13 July 2018

Rate rise threat leads to launch of ten-year fixes

Lloyds and Halifax this week launched new ten-year fixed-rate mortgages. But are borrowers ready to fix for such a long period of time?

Traditionally, take-up of ten-year fixes has been limited because they have cost that much more than shorter-term fixes, while the early repayment charges (ERCs) have been much more onerous. Many borrowers are happy tying themselves into a two- or five-year fix to gain protection from interest rate rises in the short to medium-term, but not many know with confidence what they will be doing in ten years.

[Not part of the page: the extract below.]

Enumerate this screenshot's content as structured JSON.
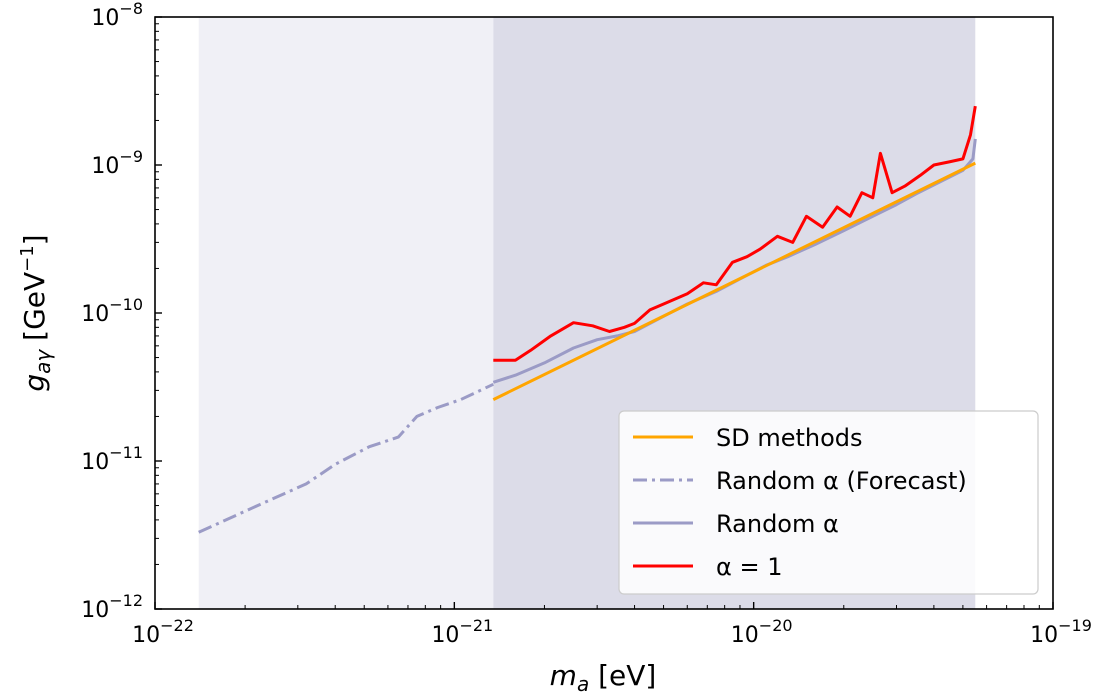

However, with the pricing of ten-year fixes falling, particularly as more lenders offer such products, it can be appealing to get that level of certainty at such a competitive price, at a time when it looks as though interest rates will rise. Moreover, some lenders are being more flexible on their ERCs, so not charging them after the first few years, for example, giving borrowers an option to exit the deal early if they need to without being penalised. For example, TSB does not charge any ERCs after the first five years of the mortgage if you wish to get out early.

Having said that, while a ten-year fix may make sense for a young family who have already moved up the property ladder, have enough space and are unlikely to move for some time, it makes less sense for a first-time buyer purchasing with a friend, as much could change in that person’s life over the next decade.